German universities still face uncertainty over inflation and energy costs, but a flurry of political decisions and deals means they enter a winter recession with growing budgets ahead.
At the start of November, Germany’s federal and regional governments agreed to stick by a year-old pact from the former to increase spending on teaching by at least 3 per cent a year from 2023 to 2027, matching a longstanding settlement for research and innovation.
Frank Ziegele, the executive director at the Centre for Higher Education, a thinktank, told Times Higher Education he was surprised the federal “traffic light” coalition, made up of the “red” Social Democrats, the “yellow” Free Democratic Party (FDP) and the Greens were able to keep their 3 per cent commitment. “I have to say I didn’t expect that any more. I think that’s really a success, that they kept their promise,” he said.
The President of the German Rectors’ Conference (HRK), Peter-André Alt, said a €676 million (£596 million) boost to the previously agreed five-year budget for teaching and learning was “ground-breaking”, taking it to €20.8 billion.
On 14 November the federal economy ministry said Germany was likely to slide into a recession over the winter, with 2023’s economic output down 0.4 per cent compared with this year.
The confirmation that Europe’s largest economy is contracting comes at the tail-end of a grim year for public purses, with universities across central Europe freezing recruitment, teaching remotely and lengthening holidays to control spiralling energy costs.
Professor Ziegele said many universities were talking to the regional governments that fund them about help to meet energy costs, but that it was unclear how negotiations were likely to end.
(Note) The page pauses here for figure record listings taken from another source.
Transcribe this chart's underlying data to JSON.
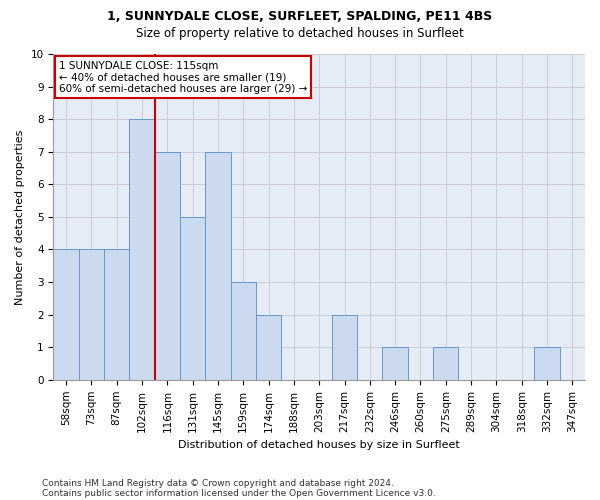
{
  "title1": "1, SUNNYDALE CLOSE, SURFLEET, SPALDING, PE11 4BS",
  "title2": "Size of property relative to detached houses in Surfleet",
  "xlabel": "Distribution of detached houses by size in Surfleet",
  "ylabel": "Number of detached properties",
  "bins": [
    "58sqm",
    "73sqm",
    "87sqm",
    "102sqm",
    "116sqm",
    "131sqm",
    "145sqm",
    "159sqm",
    "174sqm",
    "188sqm",
    "203sqm",
    "217sqm",
    "232sqm",
    "246sqm",
    "260sqm",
    "275sqm",
    "289sqm",
    "304sqm",
    "318sqm",
    "332sqm",
    "347sqm"
  ],
  "values": [
    4,
    4,
    4,
    8,
    7,
    5,
    7,
    3,
    2,
    0,
    0,
    2,
    0,
    1,
    0,
    1,
    0,
    0,
    0,
    1,
    0
  ],
  "bar_color": "#ccdaf0",
  "bar_edge_color": "#6699cc",
  "property_line_x": 3.5,
  "property_line_color": "#cc0000",
  "annotation_text": "1 SUNNYDALE CLOSE: 115sqm\n← 40% of detached houses are smaller (19)\n60% of semi-detached houses are larger (29) →",
  "annotation_box_color": "#cc0000",
  "ylim": [
    0,
    10
  ],
  "yticks": [
    0,
    1,
    2,
    3,
    4,
    5,
    6,
    7,
    8,
    9,
    10
  ],
  "grid_color": "#c8c8d0",
  "background_color": "#e6ecf5",
  "footer1": "Contains HM Land Registry data © Crown copyright and database right 2024.",
  "footer2": "Contains public sector information licensed under the Open Government Licence v3.0.",
  "title1_fontsize": 9,
  "title2_fontsize": 8.5,
  "xlabel_fontsize": 8,
  "ylabel_fontsize": 8,
  "tick_fontsize": 7.5,
  "annot_fontsize": 7.5,
  "footer_fontsize": 6.5
}
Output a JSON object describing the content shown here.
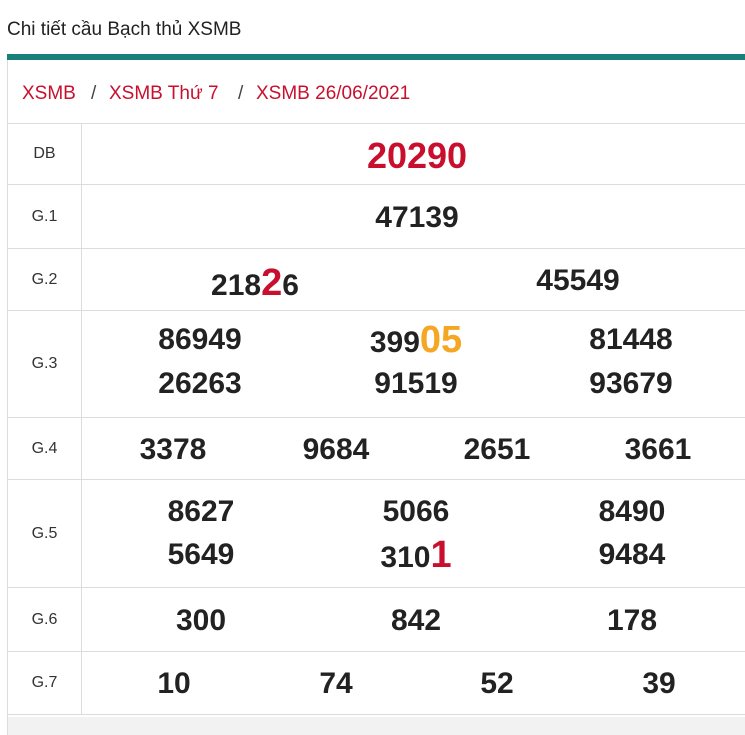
{
  "header": {
    "title": "Chi tiết cầu Bạch thủ XSMB"
  },
  "breadcrumb": {
    "items": [
      "XSMB",
      "XSMB Thứ 7",
      "XSMB 26/06/2021"
    ],
    "separator": "/"
  },
  "colors": {
    "accent_teal": "#1a7f7a",
    "highlight_red": "#c8102e",
    "highlight_orange": "#f5a623"
  },
  "results": {
    "db": {
      "label": "DB",
      "value": "20290"
    },
    "g1": {
      "label": "G.1",
      "value": "47139"
    },
    "g2": {
      "label": "G.2",
      "values": [
        {
          "prefix": "2182",
          "pre": "218",
          "hl": "2",
          "post": "6",
          "highlight": "red"
        },
        {
          "pre": "45549",
          "hl": "",
          "post": ""
        }
      ]
    },
    "g3": {
      "label": "G.3",
      "values": [
        {
          "pre": "86949",
          "hl": "",
          "post": ""
        },
        {
          "pre": "399",
          "hl": "05",
          "post": "",
          "highlight": "orange"
        },
        {
          "pre": "81448",
          "hl": "",
          "post": ""
        },
        {
          "pre": "26263",
          "hl": "",
          "post": ""
        },
        {
          "pre": "91519",
          "hl": "",
          "post": ""
        },
        {
          "pre": "93679",
          "hl": "",
          "post": ""
        }
      ]
    },
    "g4": {
      "label": "G.4",
      "values": [
        "3378",
        "9684",
        "2651",
        "3661"
      ]
    },
    "g5": {
      "label": "G.5",
      "values": [
        {
          "pre": "8627",
          "hl": "",
          "post": ""
        },
        {
          "pre": "5066",
          "hl": "",
          "post": ""
        },
        {
          "pre": "8490",
          "hl": "",
          "post": ""
        },
        {
          "pre": "5649",
          "hl": "",
          "post": ""
        },
        {
          "pre": "310",
          "hl": "1",
          "post": "",
          "highlight": "red"
        },
        {
          "pre": "9484",
          "hl": "",
          "post": ""
        }
      ]
    },
    "g6": {
      "label": "G.6",
      "values": [
        "300",
        "842",
        "178"
      ]
    },
    "g7": {
      "label": "G.7",
      "values": [
        "10",
        "74",
        "52",
        "39"
      ]
    }
  }
}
Research intensity was a major cost factor, he said, with one large technical university facing an increase in energy costs of €16 million.
“What is a real success is that it seems we are able to keep the universities open this winter. This is something everyone agrees in Germany,” he said, adding that a return to online teaching would be a “disaster”. In contrast, keeping up in-person teaching was now an “implicit” expectation, after politicians’ generosity.
At the same meeting, science ministers also backed proposals to broaden the next round of Germany’s Excellence Strategy. From 2026, the strategy will fund up to 70 “clusters of excellence”, up from the current 57, while the funding set aside for the prestigious programme will rise by €154 million to €687 million.
“In an ideal world it would’ve been much more, but in the real world it’s a pretty fantastic result,” said Jan Wöpking, managing director of the German U15, a lobby group for research-intensive universities. “Given what’s possible these days, it’s pretty close to a best-case scenario.”
Without the extra clusters the arduous application process, which can take years and puts a dent in grant-writers’ publishing output, would not be worthwhile, he added. “It comes with a cost and this cost they will only accept if there’s a fair chance at least of securing funding for a cluster. This is why it was cheered throughout the community,” he said.
The Bundestag budget committee also came through for academia, reversing proposed cuts to the 2023 budget of the German Academic Exchange Service. Its president, Joybrato Mukherjee, praised federal parliamentarians for the €31 million uplift in a “difficult budgetary situation”.
There were a couple of losers. While the committee unblocked funds to set up the German Agency for Transfer and Innovation, the amounts agreed were lower than many expected, Professor Ziegele said. There was also no mention of teacher training funding promised in the coalition deal, he said.